THE BEST CRAZIES (according to the Penguin List)
One Flew Over the Cuckoo’s Nest
Ken Kesey. This book made a pretty good movie, but I think it was because Jack Nicholson is a good and crazy actor.
The Diary of a Madman
Nikolai Gogol
Wide Sargasso Sea
Jean Rhys. I didn’t much care for this one, but I did read it. Click on the title to read my thoughts when I read it.
Crime and Punishment
Fyodor Dostoyevsky
Notes From Underground
Fyodor Dostoyevsky
BEST CRAZIES (according to Semicolon)
Crime and Punishment by Fyodor Dostoyevsky. Yes, I’ll agree on this one. Russian crazies are the best, anyway. It may make me sound xenophobic, but I think after reading several Russian novels and watching Russian current events for most of my life that maybe Russians themselves are half crazy. Or maybe, to paraphrase Bilbo, only half of them are half crazy, and the other half are half sane.
Don Quixote de la Mancha by Miguel Cervantes. Don Quixote is the Most Lovable Crazy. Of course, there is some debate as whether he was crazy or whether he was sane and the rest of us are crazy. Take your pick.
Short Stories by Edgar Allan Poe. Here we have several choices. Most of Poe’s protagonists are a bit mad. Think: The Tell-Tale Heart, The Cask of Amontillado, The Fall of the House of Usher, The Pit and the Pendulum. All insane–or at least driven into madness.
The Wind in the Willows by Kenneth Grahame. Toad is a bit of a megalomaniac, isn’t he? But he’s loveable, like Don Quixote.

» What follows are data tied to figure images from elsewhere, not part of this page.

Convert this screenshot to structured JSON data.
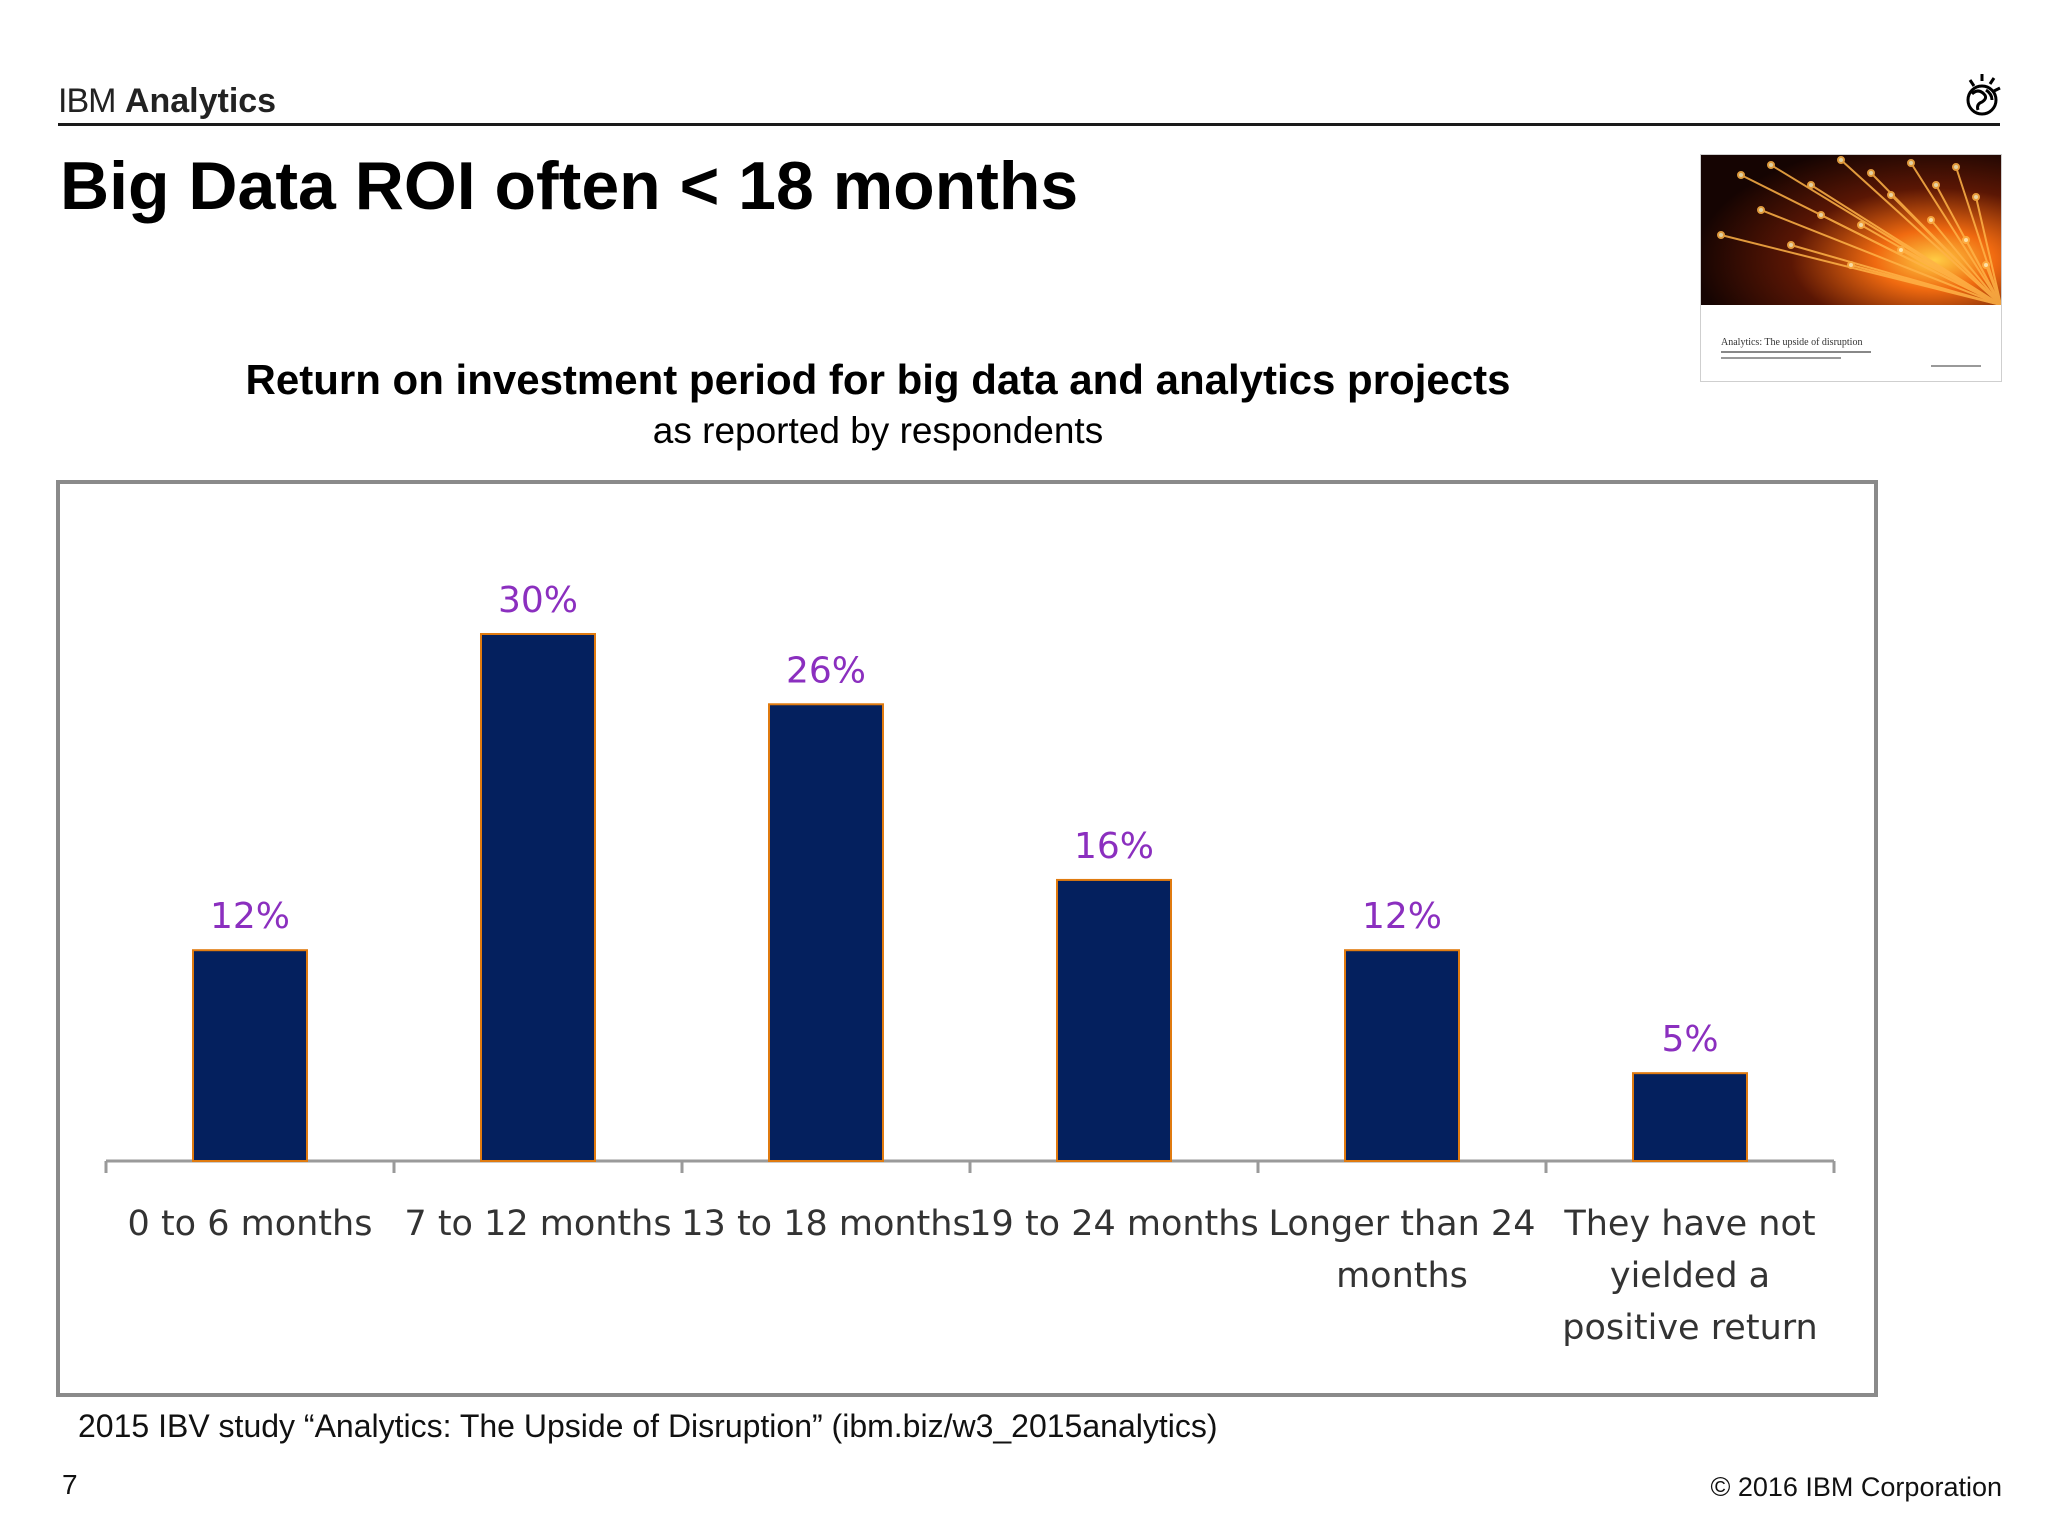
{
  "header": {
    "brand_light": "IBM",
    "brand_bold": "Analytics"
  },
  "logo": {
    "text": "IBM"
  },
  "slide": {
    "title": "Big Data ROI often < 18 months",
    "page_number": "7",
    "copyright": "© 2016 IBM Corporation",
    "source": "2015 IBV study  “Analytics:  The Upside of Disruption” (ibm.biz/w3_2015analytics)"
  },
  "thumbnail": {
    "caption": "Analytics: The upside of disruption"
  },
  "colors": {
    "bar_fill": "#04205e",
    "bar_outline": "#e07b10",
    "value_label": "#8b2fbf"
  },
  "chart_data": {
    "type": "bar",
    "title": "Return on investment period for big data and analytics projects",
    "subtitle": "as reported by respondents",
    "categories": [
      [
        "0 to 6 months"
      ],
      [
        "7 to 12 months"
      ],
      [
        "13 to 18 months"
      ],
      [
        "19 to 24 months"
      ],
      [
        "Longer than 24",
        "months"
      ],
      [
        "They have not",
        "yielded a",
        "positive return"
      ]
    ],
    "values": [
      12,
      30,
      26,
      16,
      12,
      5
    ],
    "value_labels": [
      "12%",
      "30%",
      "26%",
      "16%",
      "12%",
      "5%"
    ],
    "ylim": [
      0,
      30
    ],
    "grid": false,
    "legend": "none"
  }
}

I Never Promised You a Rose Garden by Hannah Green. Climb inside the head of a schitzophrenic girl who hears voices and has an imaginary life you wouldn’t believe. The treatment practices in this book are bit dated as far as I am aware, but the symptoms of mental illness are described accurately and vividly, I think.
I have almost bought that Poe book for the last 2 years just because I love the illustrations. I have so many Poe books…but what’s one more!?!?!?